A key intuition is that changing only magnitude does not change cosine similarity directionally. The semantic direction stays stable. We then use Euclidean shell geometry for trust tiers and adaptive movement.

What we actually shipped
- Shell vectors per collection: rpi_shell_1 to rpi_shell_N.
- Collection-level RPI config at create time.
- Shell-aware search path with first-hit fallthrough.
- Promotion, demotion, eviction, and RPI runtime stats.
- gRPC parity for create and config readback.
- Strict lint, test, and release build gates passing.
Public-data benchmark run today
I wanted at least one benchmark that is not hand-picked toy data. So I ran a retrieval simulation today on the public 20 Newsgroups dataset.
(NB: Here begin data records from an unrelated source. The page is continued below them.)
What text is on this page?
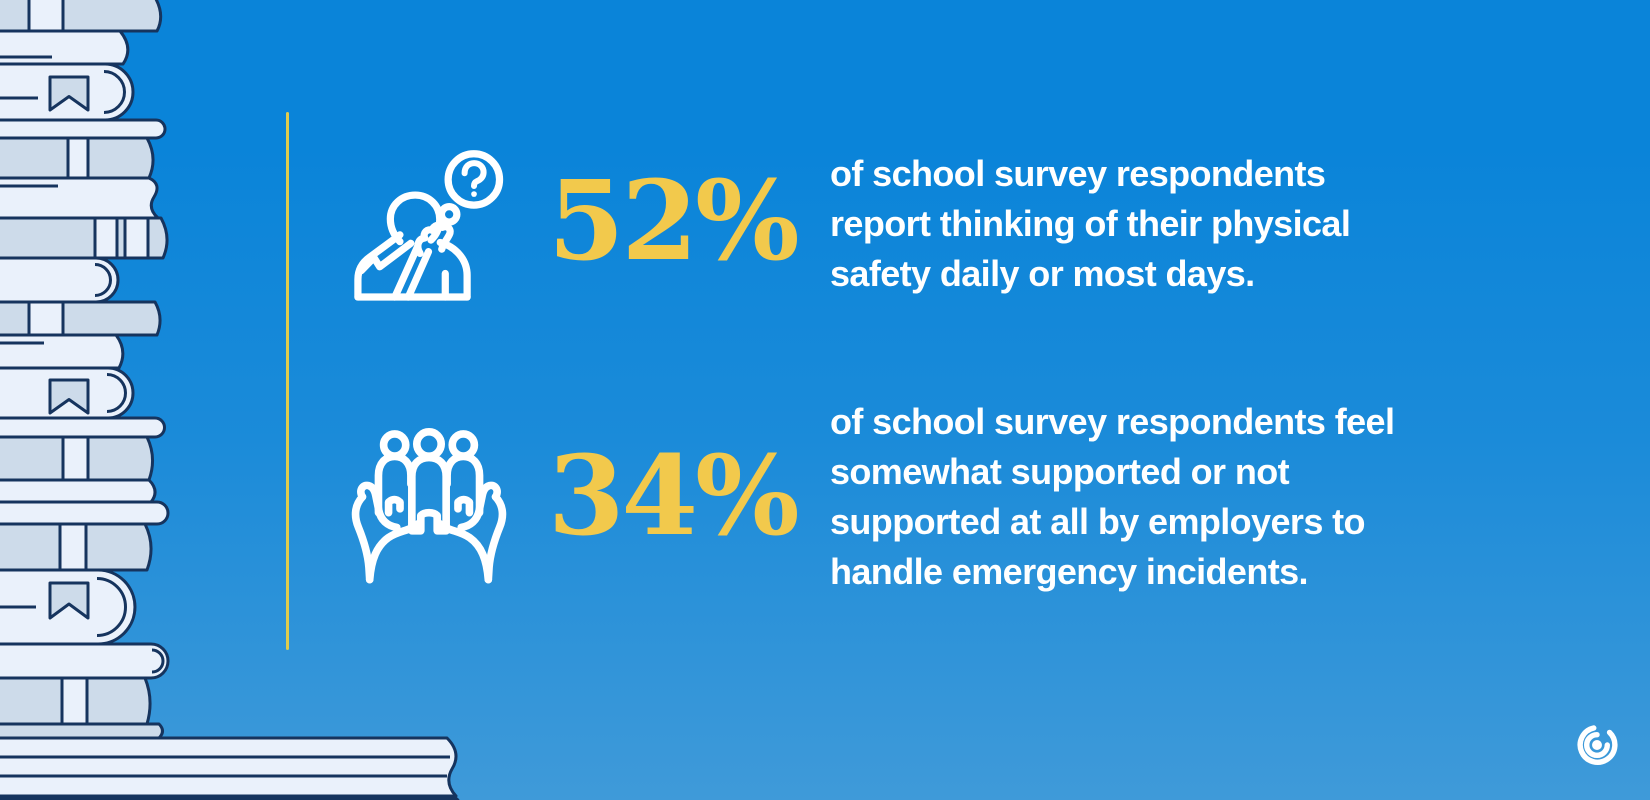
52% of school survey respondents
report thinking of their physical
safety daily or most days.
34%
of school survey respondents feel
somewhat supported or not
supported at all by employers to
handle emergency incidents.
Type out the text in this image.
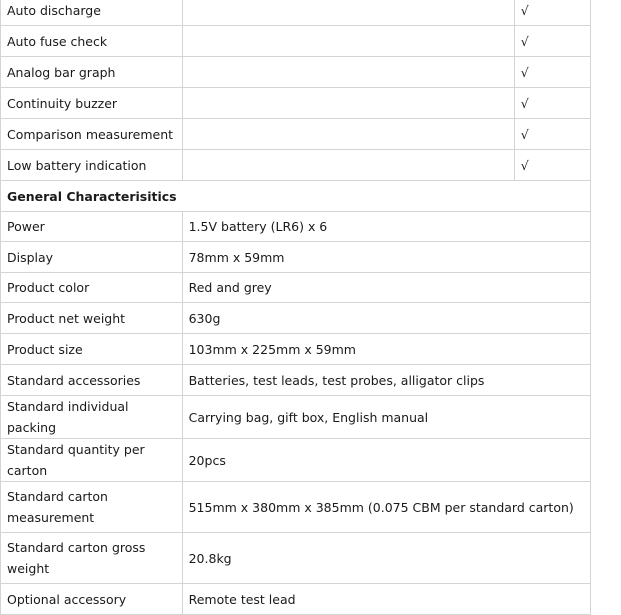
Auto discharge		√
Auto fuse check		√
Analog bar graph		√
Continuity buzzer		√
Comparison measurement		√
Low battery indication		√
General Characterisitics		
Power	1.5V battery (LR6) x 6	
Display	78mm x 59mm	
Product color	Red and grey	
Product net weight	630g	
Product size	103mm x 225mm x 59mm	
Standard accessories	Batteries, test leads, test probes, alligator clips	
Standard individual packing	Carrying bag, gift box, English manual	
Standard quantity per carton	20pcs	
Standard carton measurement	515mm x 380mm x 385mm (0.075 CBM per standard carton)	
Standard carton gross weight	20.8kg	
Optional accessory	Remote test lead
This is not a perfect production benchmark, but it is a legitimate, reproducible public corpus.
Setup: 5,000 train docs, 1,200 test docs, TF-IDF + SVD embeddings, baseline nearest retrieval vs RPI-style adaptive shell policy over 5 epochs.
| Metric | Baseline | RPI | Delta |
|---|---|---|---|
| Top-1 accuracy | 0.4550 | 0.6117 (epoch 5) | +34.44% relative |
| Wider-scope retry rate | 0.5400 (epoch 1) | 0.4167 (epoch 5) | -22.83% |
| Avg candidate set size | 5000 | 3989 | -20.22% |
Translation for game NPCs: with repeated interactions, we got better first answers and fewer expensive wider-scope retries.
Engine-level benchmark snapshots
From our Qdrant integration bench runs in this fork:
- Steady shell-1 latency stayed near baseline, usually low single-digit overhead.
- Cold or convergence phases were slower.
- Quality convergence in feedback loops was very strong.
Pros
- Self-correcting memory ranking over time.
- Better top-1 behavior in repeated-query, feedback-heavy workloads.
- Natural way to push noisy context away from the hot lane.
- Backwards-compatible default behavior for non-RPI collections.
Cons
- More moving parts than standard cache + ANN.
- Convergence phase can cost latency.
- Needs repeated interactions to show full upside.
- Not a free lunch for one-shot retrieval workloads.
Honest note
We vibecoded a lot of this fork, tests, and rewrites. No pretense that this is already a universal theorem for every stack. It is a practical idea that looks strong in the workloads we care about, and we are being explicit about where it can lose.
Also lmao, yes, this blog is AI-assisted with human intervention.
Where this is going
The goal is to use this memory policy inside dense NPC interaction loops where context quality matters more than raw nearest-neighbor purity. If your agent says context is bad, the system should learn and stop surfacing that context first.
That is the whole point of RPI for us: make k=1 progressively trustworthy without retraining the whole world every week.
Repro command used for the public-data run
python3 - <<'PY'
# 20 Newsgroups retrieval simulation using
# TF-IDF + SVD embeddings and RPI-style shell adaptation.
# (Script executed during this writeup.)
PY